Generally the most important part of a path pattern is a node test that matches the relevant node; this can be qualified either by a path that qualifies where in the document the node must appear, and/or by one or more predicates that are usually used to place constraints on the node's content.

A simple but very common example: p is a node test that matches elements named p. This might be qualified by a path such as /doc/appendix//p indicating that the p element must be contained in an appendix which is itself part of a doc element at the outermost level of a document; it might also be qualified by a predicate such as p[@class='note'] which indicates that the element must have a class attribute whose value is "note".

Node Tests

Technically, the node test p can be considered as an abbreviation for child::element(p, *). This has four parts:

Qualifying Path

The node test that matches the target nodes can be preceded by a qualifying path. For example, li/p matches a p element only if its parent is an li element, while table//p matches a p element only if it is contained within a table.

More generally, in the pattern P/Q, the node must match Q and it must have a parent that matches P, while for a pattern P//Q the node must match Q and must have an ancestor than matches P. In these examples P can be any pattern, so it can itself have qualifiers and predicates. Thus chap[@nr='1']//para matches any para element within the chap element having the attribute nr="1".

Less commonly, the qualifier for a pattern can be a call on the id() function, or a call on doc() to indicate that the match must occur within a specific document.

A leading / or // at the start of the pattern indicates that the match must occur within a tree rooted at a document node. Think carefully before using this: usually it adds nothing to the meaning of the pattern, and occasionally it has unintended consequences.

Predicates

A predicate is simply an additional condition that the pattern must satisfy, expressed as an XPath expression within square brackets. The predicate is evaluated with the candidate node as the context node. A simple example is para[@class='note'] which matches only those para elements having the requested attribute value.

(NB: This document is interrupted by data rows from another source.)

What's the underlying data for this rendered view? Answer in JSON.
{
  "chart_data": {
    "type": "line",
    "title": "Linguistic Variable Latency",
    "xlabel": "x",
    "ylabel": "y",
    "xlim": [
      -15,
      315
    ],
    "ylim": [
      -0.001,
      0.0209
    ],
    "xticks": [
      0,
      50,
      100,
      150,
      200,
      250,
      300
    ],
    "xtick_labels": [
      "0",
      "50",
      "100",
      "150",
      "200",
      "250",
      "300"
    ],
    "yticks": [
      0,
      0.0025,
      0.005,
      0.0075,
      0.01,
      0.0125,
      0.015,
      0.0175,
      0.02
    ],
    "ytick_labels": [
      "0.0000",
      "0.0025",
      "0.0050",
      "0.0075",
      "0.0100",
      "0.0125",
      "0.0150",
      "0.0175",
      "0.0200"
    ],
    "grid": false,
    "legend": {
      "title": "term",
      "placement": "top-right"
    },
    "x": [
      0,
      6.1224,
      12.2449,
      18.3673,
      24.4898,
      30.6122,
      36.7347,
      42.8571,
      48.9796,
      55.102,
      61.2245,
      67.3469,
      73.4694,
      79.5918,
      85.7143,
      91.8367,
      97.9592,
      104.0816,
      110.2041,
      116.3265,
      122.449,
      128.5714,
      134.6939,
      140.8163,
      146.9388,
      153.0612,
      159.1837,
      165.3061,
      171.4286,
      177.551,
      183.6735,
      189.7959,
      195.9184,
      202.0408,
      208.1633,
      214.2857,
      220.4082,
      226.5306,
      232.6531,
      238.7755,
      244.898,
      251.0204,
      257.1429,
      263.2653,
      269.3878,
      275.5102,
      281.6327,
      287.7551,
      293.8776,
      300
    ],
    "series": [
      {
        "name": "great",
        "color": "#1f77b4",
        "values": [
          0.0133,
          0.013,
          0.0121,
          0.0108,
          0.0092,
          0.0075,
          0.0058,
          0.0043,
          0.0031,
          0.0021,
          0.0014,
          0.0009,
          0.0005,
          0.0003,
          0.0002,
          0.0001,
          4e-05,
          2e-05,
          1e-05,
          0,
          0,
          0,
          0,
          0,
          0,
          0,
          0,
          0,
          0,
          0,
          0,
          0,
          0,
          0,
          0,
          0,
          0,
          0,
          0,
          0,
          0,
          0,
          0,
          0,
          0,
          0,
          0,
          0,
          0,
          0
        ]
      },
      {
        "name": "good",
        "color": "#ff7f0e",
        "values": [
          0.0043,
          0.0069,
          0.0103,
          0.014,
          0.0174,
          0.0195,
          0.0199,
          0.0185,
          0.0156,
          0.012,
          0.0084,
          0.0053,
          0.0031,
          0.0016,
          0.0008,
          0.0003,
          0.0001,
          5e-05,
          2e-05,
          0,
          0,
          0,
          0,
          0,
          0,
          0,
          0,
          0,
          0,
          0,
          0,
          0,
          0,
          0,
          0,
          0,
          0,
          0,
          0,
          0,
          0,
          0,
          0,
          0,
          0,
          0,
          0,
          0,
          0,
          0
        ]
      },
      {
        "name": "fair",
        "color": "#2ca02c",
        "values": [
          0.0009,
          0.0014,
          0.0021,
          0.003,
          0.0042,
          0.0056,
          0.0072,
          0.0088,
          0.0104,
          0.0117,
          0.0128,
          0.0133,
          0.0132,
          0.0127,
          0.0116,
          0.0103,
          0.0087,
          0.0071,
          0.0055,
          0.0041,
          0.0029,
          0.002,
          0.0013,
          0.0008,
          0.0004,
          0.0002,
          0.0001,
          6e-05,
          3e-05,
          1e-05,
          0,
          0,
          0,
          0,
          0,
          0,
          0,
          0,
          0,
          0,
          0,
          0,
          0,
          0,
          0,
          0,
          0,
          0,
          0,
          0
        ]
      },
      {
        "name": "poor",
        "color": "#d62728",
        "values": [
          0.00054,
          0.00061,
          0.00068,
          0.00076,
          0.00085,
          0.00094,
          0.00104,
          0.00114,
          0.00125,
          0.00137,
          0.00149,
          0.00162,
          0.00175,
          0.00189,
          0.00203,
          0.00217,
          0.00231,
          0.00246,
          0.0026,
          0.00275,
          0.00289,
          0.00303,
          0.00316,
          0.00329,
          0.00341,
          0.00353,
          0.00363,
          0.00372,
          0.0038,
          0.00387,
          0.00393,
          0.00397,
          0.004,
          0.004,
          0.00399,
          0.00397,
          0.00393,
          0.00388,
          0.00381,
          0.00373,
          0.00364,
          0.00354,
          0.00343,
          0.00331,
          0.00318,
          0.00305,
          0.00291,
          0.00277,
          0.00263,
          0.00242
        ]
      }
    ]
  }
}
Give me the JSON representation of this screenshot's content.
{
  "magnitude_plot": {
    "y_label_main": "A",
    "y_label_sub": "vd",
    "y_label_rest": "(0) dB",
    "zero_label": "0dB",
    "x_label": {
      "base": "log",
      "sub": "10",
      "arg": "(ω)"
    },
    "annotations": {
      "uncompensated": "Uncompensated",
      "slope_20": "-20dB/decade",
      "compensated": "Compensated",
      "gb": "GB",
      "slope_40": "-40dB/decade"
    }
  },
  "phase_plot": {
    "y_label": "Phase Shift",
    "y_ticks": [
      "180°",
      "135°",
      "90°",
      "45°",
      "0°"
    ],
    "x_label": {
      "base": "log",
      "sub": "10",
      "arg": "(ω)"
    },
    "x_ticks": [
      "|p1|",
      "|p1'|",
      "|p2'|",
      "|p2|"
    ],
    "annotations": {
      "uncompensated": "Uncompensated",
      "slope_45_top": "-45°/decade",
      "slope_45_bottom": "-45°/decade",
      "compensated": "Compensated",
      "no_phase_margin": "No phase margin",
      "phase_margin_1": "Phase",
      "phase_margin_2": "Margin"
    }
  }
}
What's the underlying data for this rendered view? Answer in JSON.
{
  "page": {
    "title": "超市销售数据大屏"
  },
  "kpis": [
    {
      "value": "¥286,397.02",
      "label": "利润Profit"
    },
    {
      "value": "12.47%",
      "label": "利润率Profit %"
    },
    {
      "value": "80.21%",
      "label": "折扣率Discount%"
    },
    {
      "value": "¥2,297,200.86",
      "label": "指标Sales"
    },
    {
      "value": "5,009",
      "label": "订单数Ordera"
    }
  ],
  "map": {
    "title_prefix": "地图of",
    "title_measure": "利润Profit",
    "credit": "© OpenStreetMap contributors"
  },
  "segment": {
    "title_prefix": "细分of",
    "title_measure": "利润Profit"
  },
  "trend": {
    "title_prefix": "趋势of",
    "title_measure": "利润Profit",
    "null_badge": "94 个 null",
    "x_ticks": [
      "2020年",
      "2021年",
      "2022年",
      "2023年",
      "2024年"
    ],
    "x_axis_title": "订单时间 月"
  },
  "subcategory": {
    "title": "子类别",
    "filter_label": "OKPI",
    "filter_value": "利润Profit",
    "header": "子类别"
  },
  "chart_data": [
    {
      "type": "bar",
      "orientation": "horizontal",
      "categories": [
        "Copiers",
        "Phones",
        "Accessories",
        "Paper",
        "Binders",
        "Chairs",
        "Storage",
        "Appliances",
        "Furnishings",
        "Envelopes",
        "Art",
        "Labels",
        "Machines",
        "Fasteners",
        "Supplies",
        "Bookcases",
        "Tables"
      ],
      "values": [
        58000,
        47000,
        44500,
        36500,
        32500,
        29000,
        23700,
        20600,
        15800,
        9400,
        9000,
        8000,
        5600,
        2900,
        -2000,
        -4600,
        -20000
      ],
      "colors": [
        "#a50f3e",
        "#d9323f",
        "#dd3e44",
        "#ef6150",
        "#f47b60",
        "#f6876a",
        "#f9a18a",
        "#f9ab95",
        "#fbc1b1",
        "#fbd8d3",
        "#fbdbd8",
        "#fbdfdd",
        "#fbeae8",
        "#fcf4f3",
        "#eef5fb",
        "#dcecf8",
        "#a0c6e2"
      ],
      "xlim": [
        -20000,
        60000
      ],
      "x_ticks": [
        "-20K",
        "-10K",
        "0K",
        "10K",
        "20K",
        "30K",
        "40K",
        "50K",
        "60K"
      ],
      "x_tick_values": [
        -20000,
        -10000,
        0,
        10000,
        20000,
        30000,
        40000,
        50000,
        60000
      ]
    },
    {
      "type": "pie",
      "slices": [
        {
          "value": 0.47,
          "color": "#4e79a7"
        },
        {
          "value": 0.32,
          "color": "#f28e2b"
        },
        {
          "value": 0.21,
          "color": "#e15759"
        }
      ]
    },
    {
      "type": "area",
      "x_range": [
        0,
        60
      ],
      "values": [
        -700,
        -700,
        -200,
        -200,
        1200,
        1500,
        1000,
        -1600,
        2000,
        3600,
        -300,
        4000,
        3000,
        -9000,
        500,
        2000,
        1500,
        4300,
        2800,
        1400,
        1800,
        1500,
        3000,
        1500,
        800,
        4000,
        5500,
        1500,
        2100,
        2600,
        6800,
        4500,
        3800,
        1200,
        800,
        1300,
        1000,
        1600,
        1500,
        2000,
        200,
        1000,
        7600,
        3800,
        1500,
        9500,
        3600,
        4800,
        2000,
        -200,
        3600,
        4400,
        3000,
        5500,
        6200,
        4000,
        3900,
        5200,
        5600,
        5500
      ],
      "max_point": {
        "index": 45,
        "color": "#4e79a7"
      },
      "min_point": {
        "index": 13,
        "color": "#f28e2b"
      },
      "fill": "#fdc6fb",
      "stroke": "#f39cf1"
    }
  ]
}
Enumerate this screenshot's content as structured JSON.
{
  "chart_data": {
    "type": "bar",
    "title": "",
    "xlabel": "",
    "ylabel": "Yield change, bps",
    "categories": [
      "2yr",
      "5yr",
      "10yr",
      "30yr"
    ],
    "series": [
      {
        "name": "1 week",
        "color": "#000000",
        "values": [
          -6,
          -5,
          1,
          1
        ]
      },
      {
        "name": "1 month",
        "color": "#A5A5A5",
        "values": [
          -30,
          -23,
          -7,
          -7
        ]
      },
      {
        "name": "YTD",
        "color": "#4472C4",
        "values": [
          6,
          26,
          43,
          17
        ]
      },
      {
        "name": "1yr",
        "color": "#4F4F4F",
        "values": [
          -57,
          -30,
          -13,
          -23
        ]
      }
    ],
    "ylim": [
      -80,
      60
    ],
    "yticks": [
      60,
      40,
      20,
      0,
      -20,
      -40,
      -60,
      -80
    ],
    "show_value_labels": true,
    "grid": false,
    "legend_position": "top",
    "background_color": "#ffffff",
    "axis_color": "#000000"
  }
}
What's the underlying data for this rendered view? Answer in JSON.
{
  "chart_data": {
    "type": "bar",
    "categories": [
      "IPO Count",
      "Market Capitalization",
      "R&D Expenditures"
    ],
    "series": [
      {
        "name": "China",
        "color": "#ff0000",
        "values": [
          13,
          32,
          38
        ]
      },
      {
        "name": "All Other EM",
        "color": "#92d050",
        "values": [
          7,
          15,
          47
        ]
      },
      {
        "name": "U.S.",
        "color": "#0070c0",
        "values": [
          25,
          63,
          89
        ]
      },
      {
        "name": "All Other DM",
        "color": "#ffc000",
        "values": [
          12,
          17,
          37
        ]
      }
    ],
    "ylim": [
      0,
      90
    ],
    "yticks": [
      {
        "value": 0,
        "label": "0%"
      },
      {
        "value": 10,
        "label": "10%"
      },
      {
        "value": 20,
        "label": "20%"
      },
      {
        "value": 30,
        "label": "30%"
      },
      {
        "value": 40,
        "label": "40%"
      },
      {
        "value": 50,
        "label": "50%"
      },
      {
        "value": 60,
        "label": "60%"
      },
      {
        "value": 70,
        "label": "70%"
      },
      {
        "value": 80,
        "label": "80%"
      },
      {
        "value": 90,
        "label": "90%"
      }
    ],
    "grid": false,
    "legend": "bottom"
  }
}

Numeric predicates are allowed, but can cause some confusion. The pattern para[1] matches a para element that is the first para child of its parent element; by contrast, *[1][self::para] matches the first child of any element provided its name is para. The pattern (section//figure)[1] (alternatively, section/descendant::figure[1]), matches the first figure within a section (at any depth). Writing section//figure[1] is probably a mistake: it matches any figure element within a section provided it is the first figure child of its parent element.

Union, intersection, and difference

The pattern P|Q matches a node if the node matches either of the operand patterns P or Q. The | operator can also be written union. Some complications arise in XSLT template matching if a node matches both branches of the union, and this case is best avoided.

In simple cases, the pattern P except Q matches a node if it matches P and does not match Q. For example, @* except (@code | @status) matches all attributes except code and status. In more complex cases, particularly where the descendant axis is involved, the semantics of except can be unexpected. For example para except ancestor//para does not have the intuitive meaning, and should be avoided. XSLT 4.0 proposes making an incompatible change in this area.

The form P intersect Q is allowed (a matching node must satisfy both patterns), but it is very rarely useful in practice.